There is a social experiment that has been doing rounds close to Women’s Day this year. To help understand the human mind, participants are asked to solve a riddle and their responses are recorded. The riddle is as follows (feel free to attempt it yourself):

A father is about to bring his son to a job interview applying for a position at a large stockbrokers company in the city. Just as they arrive at the company’s parking lot, the son’s phone rings. He looks at his father who says, “Go ahead, answer it.” The caller is the trading company’s CEO who says “Good luck son, you’ve got this.” The son ends the call and once again looks at his father, who is still next to him in their car. 

How is this possible?

An overwhelming majority answer this incorrectly. Many cannot understand how the father who is also clearly the CEO can be in two places at once.
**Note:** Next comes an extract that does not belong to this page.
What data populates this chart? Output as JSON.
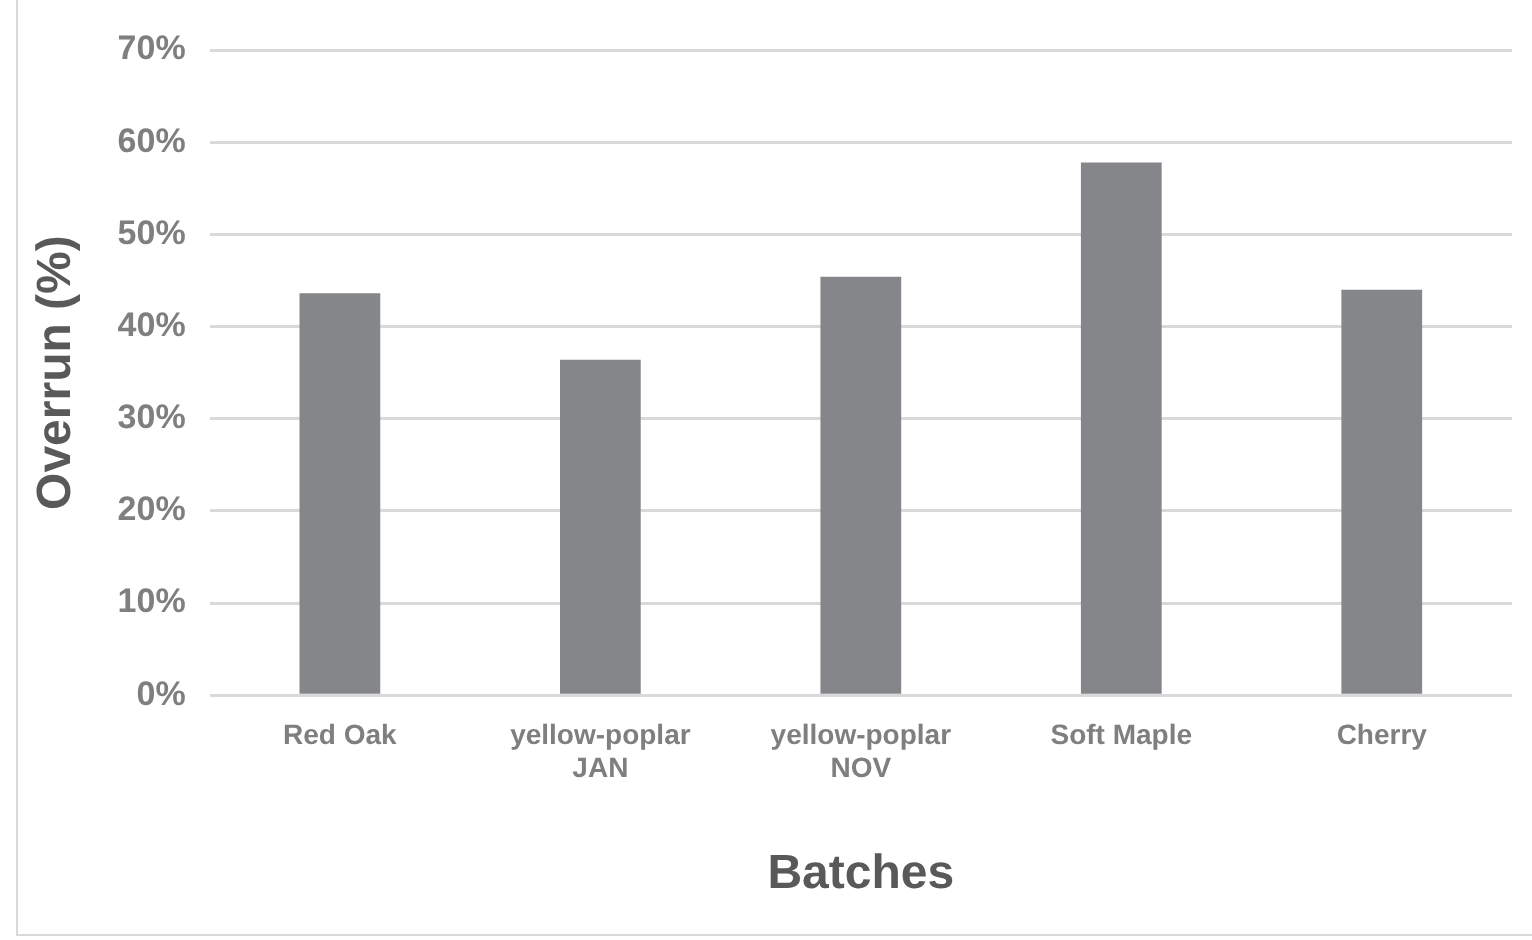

The answer is the CEO is his mother. 

Most participants cannot believe their subconscious bias that prevented them from even considering that the CEO would be a woman. That is the very problem with subconscious biases, we do not realise they exist.

In the following Women’s Day message, the United Nations Secretary-General’s Envoy on Youth, Jayathma Wickramanayake, shares a real life experience of the same bias that she has faced as a young Sri Lankan woman in a leadership position. The riddle is hypothetical but the issue is very real.

Watch the video here:

Click here to visit the Office for the Secretary General’s Envoy on Youth webpage for more information.

Sri Lanka prides itself on symbolic achievements of the past such as the granting of universal franchise in 1931 allowing women to vote well ahead of many Western nations and appointing the first female Prime Minister in the world as early as 1960. Yet despite these landmark wins, Sri Lankan society today is laden with sexism and patriarchy. The figures on violence against women are staggering.

To change the status quo, education and awareness are vital. Women who make up more than half of our population must be treated as equals. Women should not have to work twice as hard to achieve half as much as their male counterparts as gender equality does not only benefit women; it benefits the world. It is time Sri Lanka too came to this realisation.

With more recent inspiring and deserving changes such as the appointment of Kasturi Chellaraja Wilson as Sri Lanka’s first female Group CEO of a Conglomerate in 2020 and the appointment of Sri Lanka’s first female Deputy Inspector General of Police (DIG) Bimshani Jasin Arachchi in 2021, and young women leaders like Jayathma Wickramanayake herself, there is a glimmer of hope.